An explicit method for $x'(t)=f(t,x(t))$ uses its stages to construct Taylor terms of the expansion of $x(t_n+h)$, $x(t_n)=x_n$, in $h$ with the correct coefficients for the step to the next point. But apart from satisfying the order conditions to get the correct coefficients for the Taylor expansion in the basis point $x_n$, nothing ties the computed values along the step from $x_n$ to $x_{n+1}$ to the given ODE.

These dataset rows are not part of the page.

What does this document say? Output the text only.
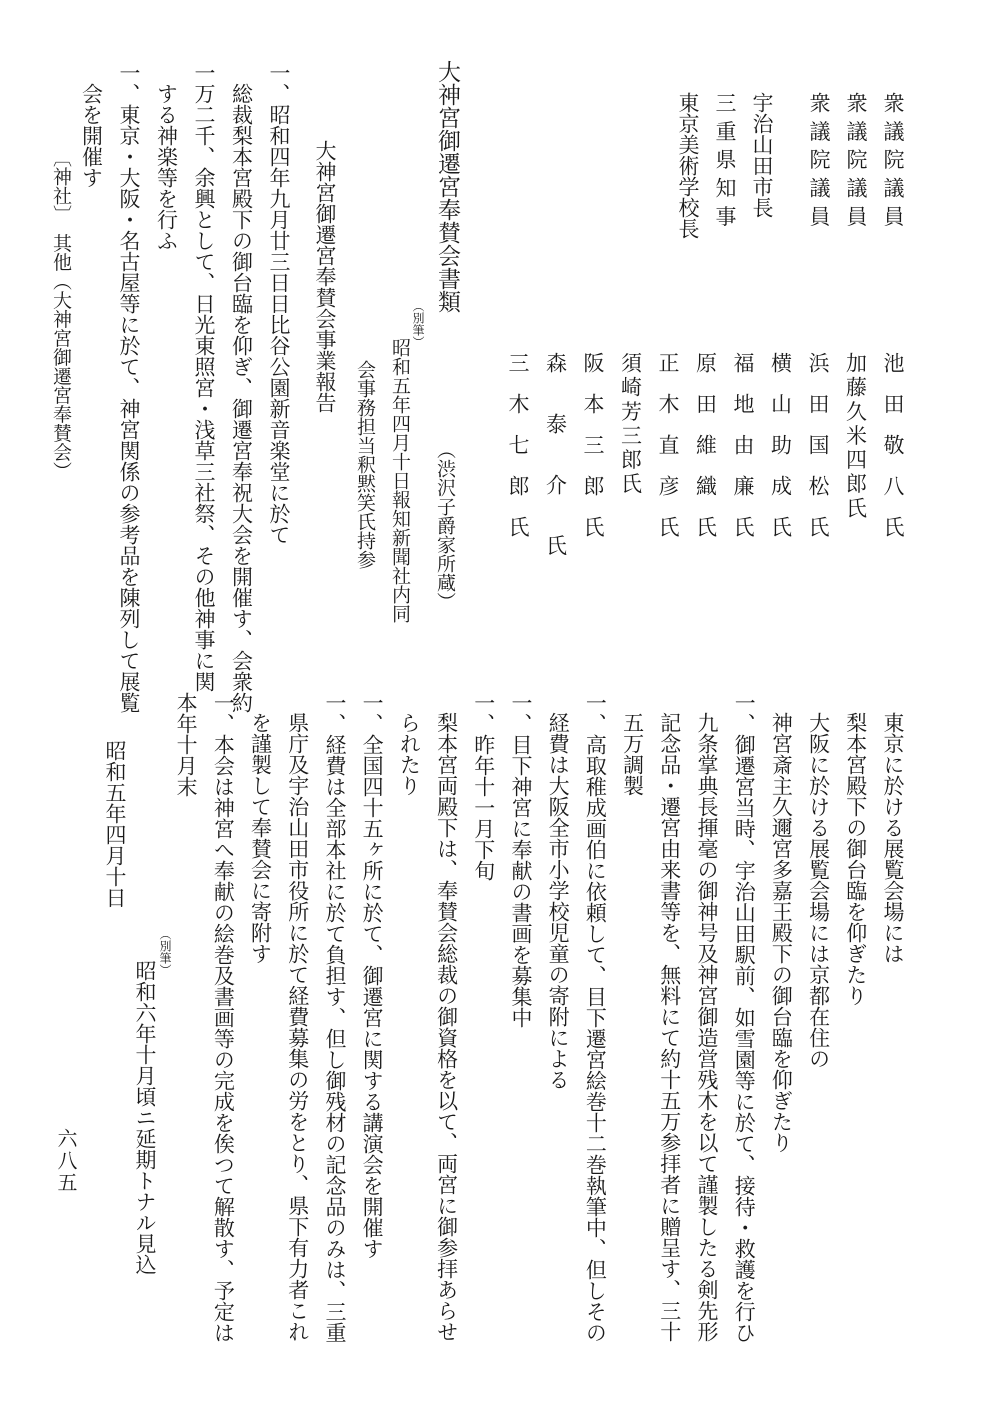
衆議院議員
衆議院議員
衆議院議員
宇治山田市長
三重県知事
東京美術学校長
池田敬八氏
加藤久米四郎氏
浜田国松氏
横山助成氏
福地由廉氏
原田維織氏
正木直彦氏
須崎芳三郎氏
阪本三郎氏
森泰介氏
三木七郎氏
大神宮御遷宮奉賛会書類
（渋沢子爵家所蔵）
（別筆）
昭和五年四月十日報知新聞社内同
会事務担当釈黙笑氏持参
大神宮御遷宮奉賛会事業報告
一、昭和四年九月廿三日日比谷公園新音楽堂に於て
総裁梨本宮殿下の御台臨を仰ぎ、御遷宮奉祝大会を開催す、会衆約
一万二千、余興として、日光東照宮・浅草三社祭、その他神事に関
する神楽等を行ふ
一、東京・大阪・名古屋等に於て、神宮関係の参考品を陳列して展覧
会を開催す
〔神社〕　其他（大神宮御遷宮奉賛会）
東京に於ける展覧会場には
梨本宮殿下の御台臨を仰ぎたり
大阪に於ける展覧会場には京都在住の
神宮斎主久邇宮多嘉王殿下の御台臨を仰ぎたり
一、御遷宮当時、宇治山田駅前、如雪園等に於て、接待・救護を行ひ
九条掌典長揮毫の御神号及神宮御造営残木を以て謹製したる剣先形
記念品・遷宮由来書等を、無料にて約十五万参拝者に贈呈す、三十
五万調製
一、高取稚成画伯に依頼して、目下遷宮絵巻十二巻執筆中、但しその
経費は大阪全市小学校児童の寄附による
一、目下神宮に奉献の書画を募集中
一、昨年十一月下旬
梨本宮両殿下は、奉賛会総裁の御資格を以て、両宮に御参拝あらせ
られたり
一、全国四十五ヶ所に於て、御遷宮に関する講演会を開催す
一、経費は全部本社に於て負担す、但し御残材の記念品のみは、三重
県庁及宇治山田市役所に於て経費募集の労をとり、県下有力者これ
を謹製して奉賛会に寄附す
一、本会は神宮へ奉献の絵巻及書画等の完成を俟つて解散す、予定は
本年十月末
（別筆）
昭和六年十月頃ニ延期トナル見込
昭和五年四月十日
六八五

In an implicit step, the ODE is satisfied as equation in at least one other point. In a most visible fashion this can be observed for collocation methods. The intermediate values of the method step can there be encoded in a polynomial $p(s)$ that (conceptually) approximates $x(t_n+sh)$, with $p(0)=x_n$. The method then is described by values $c_1,...,c_q\in[0,1]$ where $$p'(c_k)=hf(t_n+c_kh,\,p(c_k)),~~k=1,..,q$$ is demanded to hold. Many of the named implicit methods can be constructed this way. With $q=1$, $c_1=\frac12$ you get the midpoint method, with $q=2$, $c_1=0$, $c_2=1$ the trapezoidal method, with $c_{1,2}=\frac12\pm\frac{\sqrt3}6$ the 4th order Gauss-2 method, with $q=3$, $c_{1,2}=\frac25\pm\frac{\sqrt{6}}{10}$, $c_3=1$ a Radau IIA method,...

So as the implicit method includes more "feed-back" from the numerical solution path, it is in general more stable than an explicit method.

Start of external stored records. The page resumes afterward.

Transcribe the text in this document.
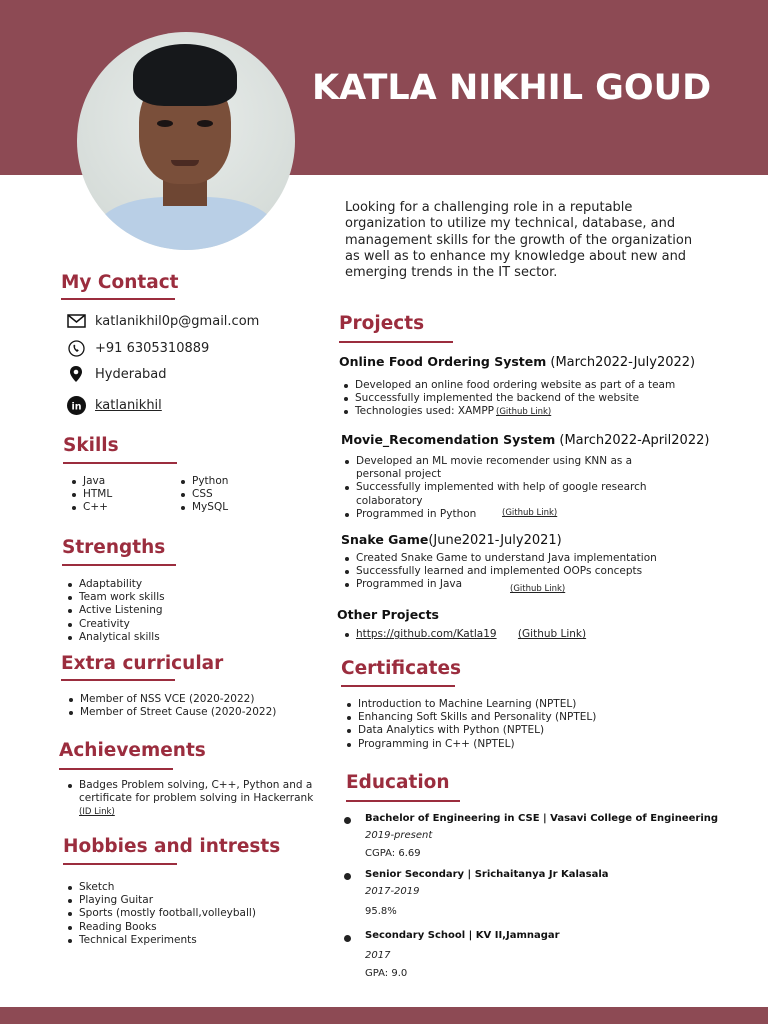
KATLA NIKHIL GOUD
Looking for a challenging role in a reputable organization to utilize my technical, database, and management skills for the growth of the organization as well as to enhance my knowledge about new and emerging trends in the IT sector.
My Contact
katlanikhil0p@gmail.com
+91 6305310889
Hyderabad
in katlanikhil
Skills
Java
HTML
C++
Python
CSS
MySQL
Strengths
Adaptability
Team work skills
Active Listening
Creativity
Analytical skills
Extra curricular
Member of NSS VCE (2020-2022)
Member of Street Cause (2020-2022)
Achievements
Badges Problem solving, C++, Python and a certificate for problem solving in Hackerrank
(ID Link)
Hobbies and intrests
Sketch
Playing Guitar
Sports (mostly football,volleyball)
Reading Books
Technical Experiments
Projects
Online Food Ordering System (March2022-July2022)
Developed an online food ordering website as part of a team
Successfully implemented the backend of the website
Technologies used: XAMPP (Github Link)
Movie_Recomendation System (March2022-April2022)
Developed an ML movie recomender using KNN as a personal project
Successfully implemented with help of google research colaboratory
Programmed in Python	(Github Link)
Snake Game(June2021-July2021)
Created Snake Game to understand Java implementation
Successfully learned and implemented OOPs concepts
Programmed in Java	(Github Link)
Other Projects
https://github.com/Katla19 (Github Link)
Certificates
Introduction to Machine Learning (NPTEL)
Enhancing Soft Skills and Personality (NPTEL)
Data Analytics with Python (NPTEL)
Programming in C++ (NPTEL)
Education
Bachelor of Engineering in CSE | Vasavi College of Engineering
2019-present
CGPA: 6.69
Senior Secondary | Srichaitanya Jr Kalasala
2017-2019
95.8%
Secondary School | KV II,Jamnagar
2017
GPA: 9.0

But note that an implicit method with a fixed procedure to solve its implicit system, that is, a fixed number of approximation steps of a fixed type, is again an explicit method. It can then be compared to other explicit methods that use the same number of function evaluations of the ODE right-hand-side function. This can be by using a higher number of stages to get a higher method order or satisfy additional conditions reducing the step error. Or by replacing one step of the implicit method with multiple steps with a reduced step size of an explicit method.

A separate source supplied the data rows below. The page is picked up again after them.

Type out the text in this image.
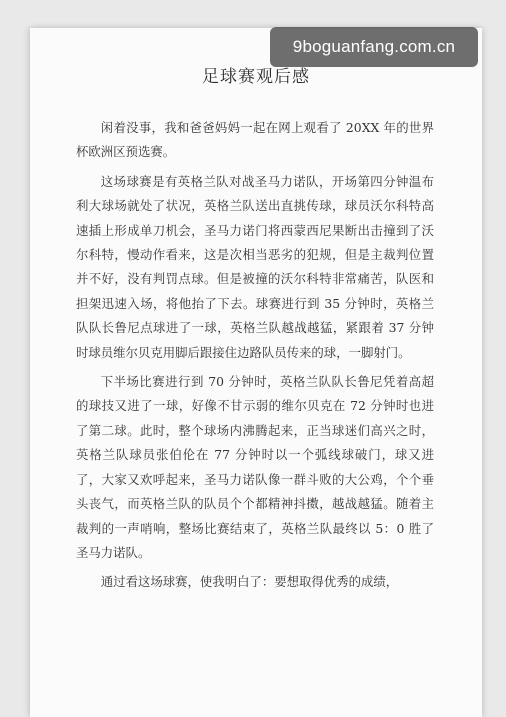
足球赛观后感

闲着没事，我和爸爸妈妈一起在网上观看了 20XX 年的世界杯欧洲区预选赛。

这场球赛是有英格兰队对战圣马力诺队，开场第四分钟温布利大球场就处了状况，英格兰队送出直挑传球，球员沃尔科特高速插上形成单刀机会，圣马力诺门将西蒙西尼果断出击撞到了沃尔科特，慢动作看来，这是次相当恶劣的犯规，但是主裁判位置并不好，没有判罚点球。但是被撞的沃尔科特非常痛苦，队医和担架迅速入场，将他抬了下去。球赛进行到 35 分钟时，英格兰队队长鲁尼点球进了一球，英格兰队越战越猛，紧跟着 37 分钟时球员维尔贝克用脚后跟接住边路队员传来的球，一脚射门。

下半场比赛进行到 70 分钟时，英格兰队队长鲁尼凭着高超的球技又进了一球，好像不甘示弱的维尔贝克在 72 分钟时也进了第二球。此时，整个球场内沸腾起来，正当球迷们高兴之时，英格兰队球员张伯伦在 77 分钟时以一个弧线球破门，球又进了，大家又欢呼起来，圣马力诺队像一群斗败的大公鸡，个个垂头丧气，而英格兰队的队员个个都精神抖擞，越战越猛。随着主裁判的一声哨响，整场比赛结束了，英格兰队最终以 5：0 胜了圣马力诺队。

通过看这场球赛，使我明白了：要想取得优秀的成绩，

9boguanfang.com.cn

Thus to be truly an implicit method its implementation has to be free to iterate its implicit solver until the error in the implicit system is small enough, typically an order of magnitude or power in the step size smaller than the truncation error of the method step.

Answer 2

Let us consider a vector differential equation of the form $$ \frac{\text{d}{\bf{x}}}{\text{d}t}={\bf{f}}({\bf{x}}),~~{\bf{x}}={\bf{x}}(t),~~{\bf{x}}(0)={\bf{x}}_0. $$ The new (unknown) time level is denoted by superscript $n$ and the old (known) time level is denoted by superscript $n-1$. Consider a scheme $$ \frac{{\bf{x}}^n-{\bf{x}}^{n-1}}{\triangle t}=\theta{\bf{f}}({\bf{x}}^n)+(1-\theta){\bf{f}}({\bf{x}}^{n-1}). $$ The scheme is implicit for all values $\theta \in (0,1]$ and only for $\theta=0$ you get an explicit scheme (the explicit Euler scheme). I offer two intuitive perspectives. One is that the most correct value seems to be the middle value, i.e. $\theta=\frac{1}{2}$, which however yields an implicit scheme. Second perspective: in the explicit scheme you get the simplest possible linear problem, which is linear also if ${\bf{f}}$ is nonlinear. When you pay less, you also get less (in numerics it is often so). Consequently you get a scheme with reduced stability.

As an example consider explicit vs implicit Runge-Kutta methods. Implicit ones are numerically demanding, but you also get excellent numerical properties, which are needed when one solves a difficult class of equations (the so-called stiff problems for example).